L’effervescent sans sucre emballe les papilles. Plus authentique, il exprime les qualités intrinsèques de son terroir

Parmi toutes les mentions qui figurent sur une bouteille de champagne, le «brut nature» interpelle. En quoi son contenu pourrait-il être plus naturel qu’un autre? La réponse n’a rien à voir avec les labels bios ou le respect du paysage. Tout est une question de dosage. Une étape essentielle qui intervient à la fin de son processus d’élaboration. Après les vendanges et la presse des grappes, le champagne subit une première fermentation alcoolique en barrique ou en cuve, comme tous les vins, qui transforme le sucre du raisin en alcool.
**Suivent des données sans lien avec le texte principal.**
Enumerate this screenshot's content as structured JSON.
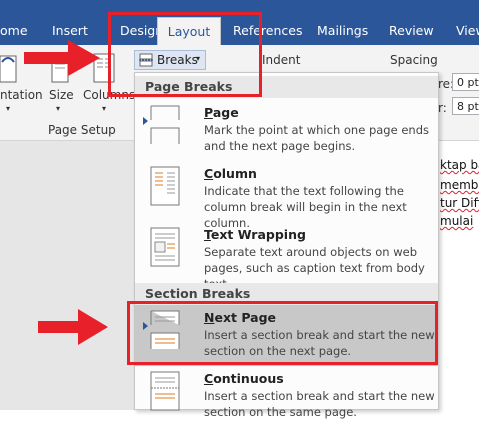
{
  "tabs": [
    "ome",
    "Insert",
    "Design",
    "Layout",
    "References",
    "Mailings",
    "Review",
    "View"
  ],
  "ribbon": {
    "orientation_label": "ntation",
    "size_label": "Size",
    "columns_label": "Columns",
    "page_setup_label": "Page Setup",
    "breaks_label": "Breaks",
    "indent_label": "Indent",
    "spacing_label": "Spacing",
    "before_label": "re:",
    "after_label": "r:",
    "before_value": "0 pt",
    "after_value": "8 pt"
  },
  "document_fragments": [
    "ktap ba",
    "membu",
    "tur Diff",
    "mulai"
  ],
  "menu": {
    "page_breaks_header": "Page Breaks",
    "section_breaks_header": "Section Breaks",
    "items": [
      {
        "mnemonic": "P",
        "title": "age",
        "desc": "Mark the point at which one page ends and the next page begins."
      },
      {
        "mnemonic": "C",
        "title": "olumn",
        "desc": "Indicate that the text following the column break will begin in the next column."
      },
      {
        "mnemonic": "T",
        "title": "ext Wrapping",
        "desc": "Separate text around objects on web pages, such as caption text from body text."
      },
      {
        "mnemonic": "N",
        "title": "ext Page",
        "desc": "Insert a section break and start the new section on the next page."
      },
      {
        "mnemonic": "C",
        "title": "ontinuous",
        "desc": "Insert a section break and start the new section on the same page."
      }
    ]
  },
  "colors": {
    "ribbon_blue": "#2b579a",
    "annotation_red": "#e8202a",
    "highlight": "#c8c8c8"
  }
}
Pour agiter ce blanc tranquille, une deuxième fermentation est provoquée au moment de la mise en bouteilles par une liqueur de tirage, composée de levures et de sucres. Au cours de cette «prise de mousse», des dépôts se forment dans le liquide. Lorsque la période de vieillissement touche à sa fin (entre un et trois ans), les bouteilles, rangées goulot vers le bas, sont tournées d’un quart de tour chaque jour pour décoller les lies et les faire tomber progressivement dans le goulot.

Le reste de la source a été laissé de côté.